Le più recenti revisioni di questi studi non sembrano avere scalfito lo stereotipo del “figlio unico”, la cui “sindrome” (così definita in un articolo del New York Times del 1968 a firma di A.A. Messer) è diventata nel frattempo proverbiale. “Quando ero bambina”, scrive Chiara Dello Joio (“Why are people weird about only children?” in The Atlantic, 1.11.22), “il fatto che non avessi fratelli o sorelle era spesso fonte di sgomento e preoccupazione. La gente mi chiedeva: ‘Non ti senti sola? Scommetto che vorresti avere qualcuno con cui giocare’. A mia madre invece veniva domandato quando ‘mi avrebbe dato’ un fratellino o una sorellina.

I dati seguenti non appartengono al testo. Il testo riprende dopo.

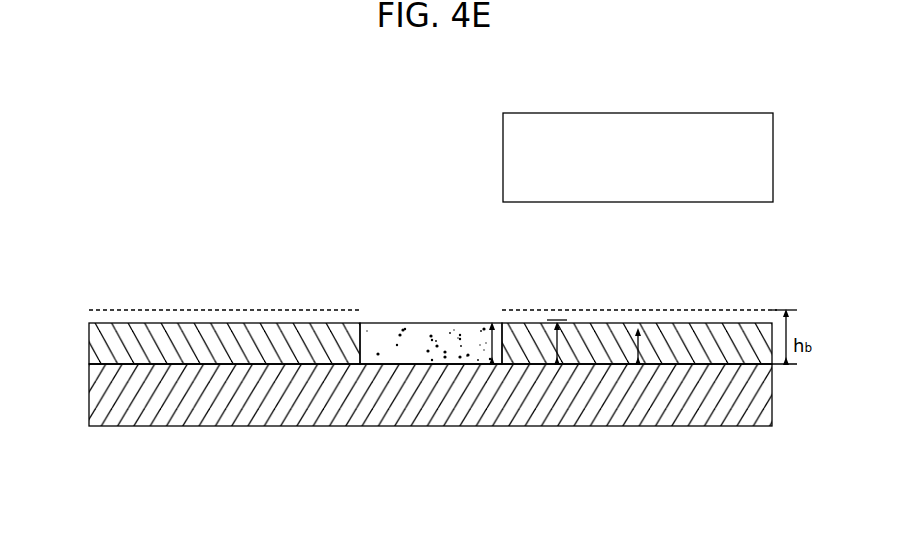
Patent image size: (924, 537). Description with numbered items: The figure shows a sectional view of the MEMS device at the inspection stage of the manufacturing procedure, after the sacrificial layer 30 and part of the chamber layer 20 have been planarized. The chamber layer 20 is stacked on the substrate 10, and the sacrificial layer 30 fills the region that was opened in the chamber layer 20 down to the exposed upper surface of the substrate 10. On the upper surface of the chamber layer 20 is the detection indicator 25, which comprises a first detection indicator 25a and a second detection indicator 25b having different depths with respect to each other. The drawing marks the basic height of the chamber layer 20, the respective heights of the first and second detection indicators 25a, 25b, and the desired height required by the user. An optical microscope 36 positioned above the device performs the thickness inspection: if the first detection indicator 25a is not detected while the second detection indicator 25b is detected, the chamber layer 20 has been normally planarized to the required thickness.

Tuttavia, mano a mano che crescevo, la compassione è stata soppiantata dal sospetto. ‘Sei una tipica figlia unica’ è diventato un mantra ricorrente […]”. Messa così, viene da chiedersi se i figli unici siano soggetti a una forma di minority stress – ovvero, lo stress comportato dall’appartenere a una minoranza (per esempio, etnica, religiosa, inerente all’orientamento sessuale, politica ecc.) che, per il solo fatto di esserlo, viene stigmatizzata – il che potrebbe dare conto, quello sì, di eventuali peculiarità caratteriali.
Il ‘caso’ elvetico
Considerando le percentuali di figli unici nei diversi Paesi europei, la Svizzera risulta essere in controtendenza sia per la minore incidenza (43%) – simile sotto questo profilo a Finlandia (43,5%), Svezia (42,6%), Norvegia (42,4%), Paesi Bassi (42,2%) e Danimarca (42,5%) – che per l’andamento decrescente nel corso degli ultimi dieci anni: siamo infatti passati dal 46% del 2012 al 43% del 2021.